A declaração foi feita pelo porta-voz do Presidente russo, Vladimir Putin, Dmitry Peskov, durante uma conferência de imprensa regular, segundo noticiou a agência estatal russa TASS.
O Presidente ucraniano, Volodymyr Zelensky, solicitou formalmente a Trump o fornecimento destes mísseis de longo alcance, uma medida que visa reforçar a capacidade ofensiva da Ucrânia contra as forças russas. A iniciativa surge num contexto em que os esforços diplomáticos norte-americanos, conduzidos por Trump, para mediar um cessar-fogo e um acordo de paz no conflito, têm registado poucos avanços concretos.
Fontes indicam que a proposta inclui não apenas o fornecimento dos Tomahawk, mas também apoio estratégico na forma de partilha de inteligência entre os Estados Unidos e a Ucrânia, permitindo ataques mais profundos em território russo.
Dmitry Peskov salientou ainda que os relatórios mediáticos sobre a partilha de informação de inteligência entre Washington e Kyiv “não surgem do nada”. Segundo a agência estatal RIA, Peskov sublinhou que tanto os Estados Unidos como a NATO têm fornecido constantemente inteligência à Ucrânia, reforçando as capacidades militares ucranianas.
“A contínua partilha de informação militar com Kyiv é um facto e está a alterar a dinâmica do conflito”, disse Peskov, acrescentando que Moscovo acompanha “com atenção e preocupação” estes desenvolvimentos.

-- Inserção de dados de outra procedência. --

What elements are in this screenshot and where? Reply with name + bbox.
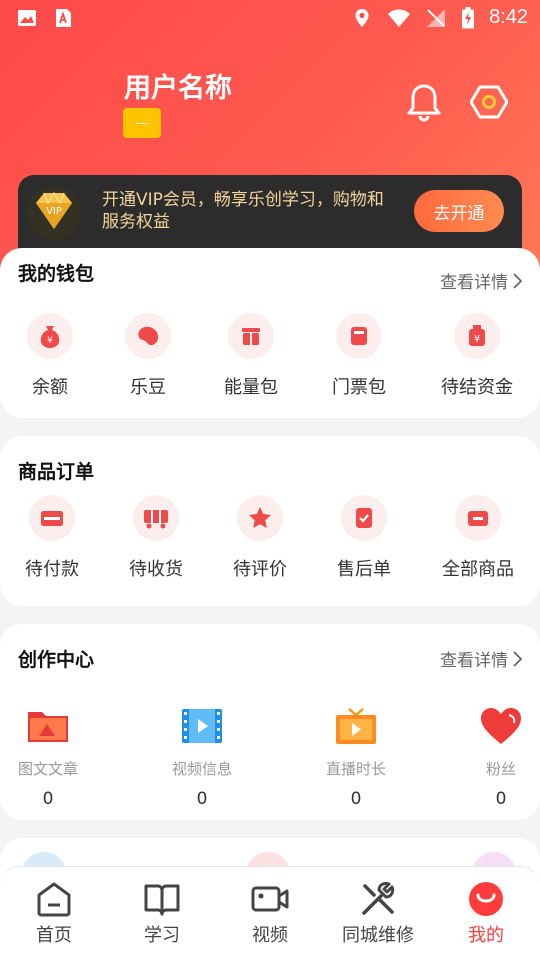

Especialistas apontam que o envio de mísseis Tomahawk representaria uma mudança significativa no equilíbrio estratégico do conflito, elevando substancialmente o risco de escalada militar. Moscovo vê esta proposta não apenas como um reforço direto das capacidades ucranianas, mas também como um ato que poderá colocar em causa a estabilidade regional.
Por seu lado, a administração Trump ainda não tomou uma decisão definitiva sobre o pedido, estando a avaliar o impacto político e militar da medida. O presidente norte-americano tem vindo a intensificar esforços diplomáticos para avançar com um cessar-fogo, mas as conversações até ao momento não produziram resultados significativos.